Green coke in the amount of 18 tons per hour is then removed from the delayed cokers
and is calcined at 2500°F for 1.0 hours to provide 15.3 tons/hr of recarburizer coke
having a sulfur content of 0.1 weight percent and a nitrogen content of 0.05 weight
percent.
[0025] The non-coke effluent from the delayed coker is taken to the coker fractionator where
various fractions, including C₁ to C₃ gases, gasoline and light gas oil are recovered.
Heavy gas oil bottoms from this fractionator in the amount of 180 barrels/hr is recycled
with the thermal tar to the coker furnace.
[0026] This operation is carried out for several months without substantial deactivation
of the hydrotreating catalyst.
[0027] While certain embodiments and details have been shown for the purpose of illustrating
the present invention, it will be apparent to those skilled in this art that various
changes and modifications may be made herein without departing from the spirit or
scope of the invention.
1. A process for the production of coke product which includes the steps of
a) catalytically hydrotreating a vacuum gas oil, obtainable from a decant oil by vacuum
distillation, in order to reduce the sulphur and nitrogen content thereof,
b) fractionating the resulting product in order to produce a thermal tar,
c) fractionating the thermal tar to produce a second thermal tar fraction, and
d) subjecting the second thermal tar fraction to delayed coking to produce a coke
product.
2. A process as claimed in claim 1 wherein hydrocarbon vapours from one or more coke
drums are combined with the thermal tar of step (b) prior to the second fractionation.
3. A process as claimed in claim 1 or claim 2 wherein a heavy gas oil fraction obtained
during fractionation in step (b) is subjected to thermal cracking and effluent therefrom
is recycled to the fractionator of step (b).
4. A process as claimed in any of claims 1 to 3 wherein a heavy coker gas oil fraction
obtained during fractionation in step (c) is recycled and combined with the vacuum
gas oil prior to hydrotreating.
5. A process is claimed in any of claims 1 to 4 wherein a heavy coker gas oil fraction
produced in the fractionation of step (c) is recycled and combined with the hydrotreated
product of step (a).
6. A process as claimed in any of claims 1 to 5 wherein the coke product contains not
more than 0.10% by weight of sulphur and not more than 0.10% by weight of nitrogen.

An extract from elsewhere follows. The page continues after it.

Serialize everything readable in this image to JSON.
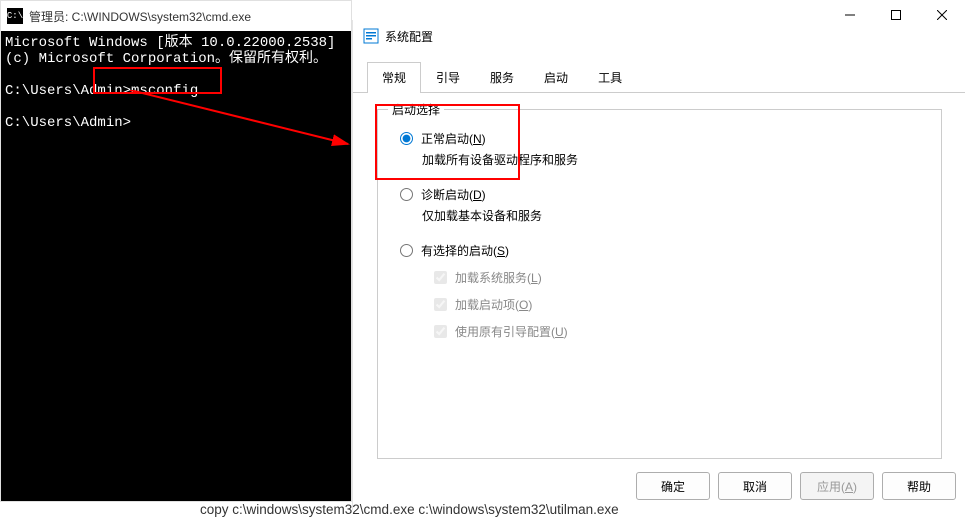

7. A process as claimed in any of claims 1 to 6 wherein the vacuum gas oil has a boiling
point below about 1050°F, advantageously from about 850°F to about 1050°F, and the
residuum obtainable by the vacuum distillation has a boiling point above about 1000°F.
8. A process as claimed in any of claims 1 to 7 wherein the hydrotreating step is carried
out at from about 600°F to 850°F, advantageously 700° to 800°F, at a pressure of from
about 1000 psig to about 2500 psig, advantageously 1800 psig to 2400 psig, at a hydrogen
to oil ratio of from about 3000 to 4000 SCFB, and a LHSV of from about 0.2 to about
2.0, advantageously 0.5 to 1.5.
9. A process as claimed in any of claims 3 to 8 wherein the thermal cracking is carried
out at from about 900°F to about 1100°F and at from about 300 psig to about 800 psig.
10. A process as claimed in any of claims 1 to 9 wherein the delayed coking is carried
out at from about 850°F to about 950°F, at from about 15 psig to about 200 psig, and
over a cycle of from about 16 to about 100 hours.
11. A process as claimed in any of claims 1 to 10 wherein the effluent product of step
(a) contains not more than 0.10% by weight of sulphur and not more than 0.10% by weight
of nitrogen.
12. A process as claimed in any of claims 1 to 11 wherein the coke product obtained is
calcined to provide a recarburizer coke product containing not more than 0.05% by
weight sulphur and not more than 0.05% by weight nitrogen.